Monday, December 22, 2014
In many traditions, being heavy around the midriff is considered a sign of prosperity. However, in the wake of increasing lifestyle diseases, midriff fat is not a proud possession anymore. Recently, American scientists have given yet another reason to lose that bulge. A new study has found that people having larger waists and hips are twice as likely to have sudden cardiac death (SCD) as those with normal measurements.
Published in the British Medical Journal, the study evaluated almost 15,000 middle aged men and women (45-64 years of age), all of whom were taking part in the Atherosclerosis Risk in Communities (ARIC) study. The ARIC study has been monitoring the causes of narrowed arteries in middle- aged Americans since 1987.
All the study participants underwent a detailed health assessment that included measurements of weight, height, waist circumference, and waist to hip ratio at 5 time points: in 1987-9, 1990-2, 1993-5, 1996-8, and 2011-3. A total of 253 SCD cases occurred during the monitoring period averaging 12.5 years. Those affected were in their mid-fifties.

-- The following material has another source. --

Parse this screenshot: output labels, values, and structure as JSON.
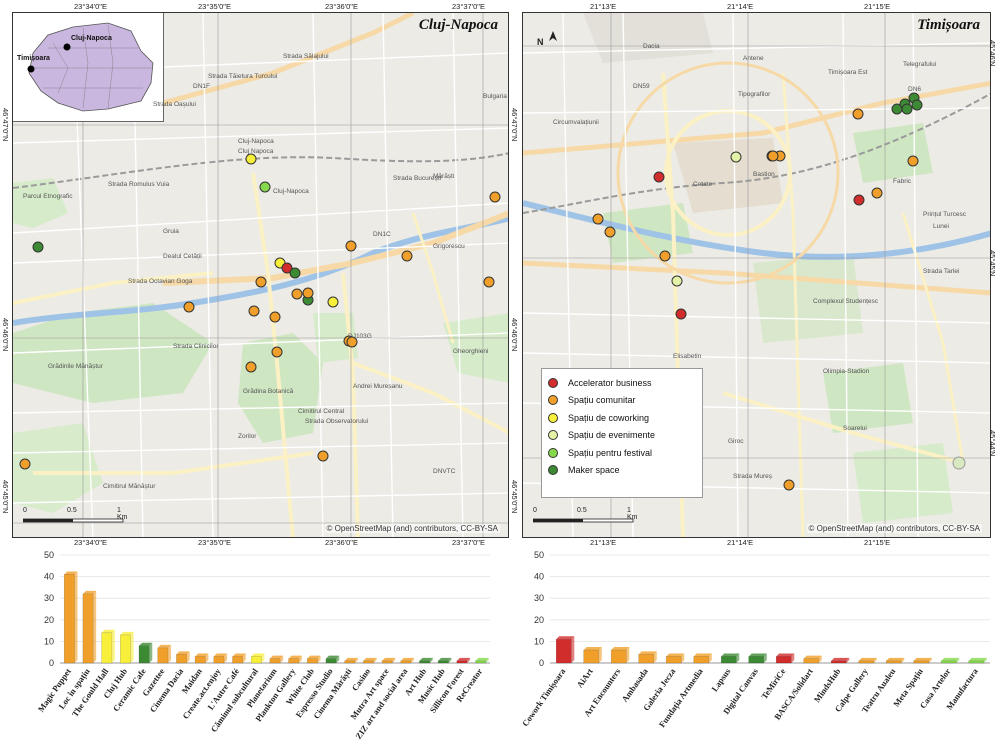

All the SCD cases displayed known risk factors for cardiovascular disease such as high blood pressure, high cholesterol, and a higher BMI (body mass index). They also had a larger waist circumference and a larger waist to hip ratio (an indicator of central obesity) than those who did not sustain a SCD.
The risk of SCD was associated with general obesity, however this association was observed only in non-smokers. Further, among the parameters of general obesity, waist to hip ratio was most strongly associated with SCD risk even after accounting for other influential factors. The researchers noted that those with the highest waist to hip ratio had double the risk of SCD in comparison to those with normal ratios. Quite the contrary to BMI and waist circumference, this association was independent of existing coronary heart disease, diabetes, or high blood pressure and other known risk factors.
Central obesity is considered more critical than fat stored elsewhere because it appears to modulate inflammation. Although observational in nature, this study backs past research that suggested losing belly fat to reduce the risk of numerous diseases.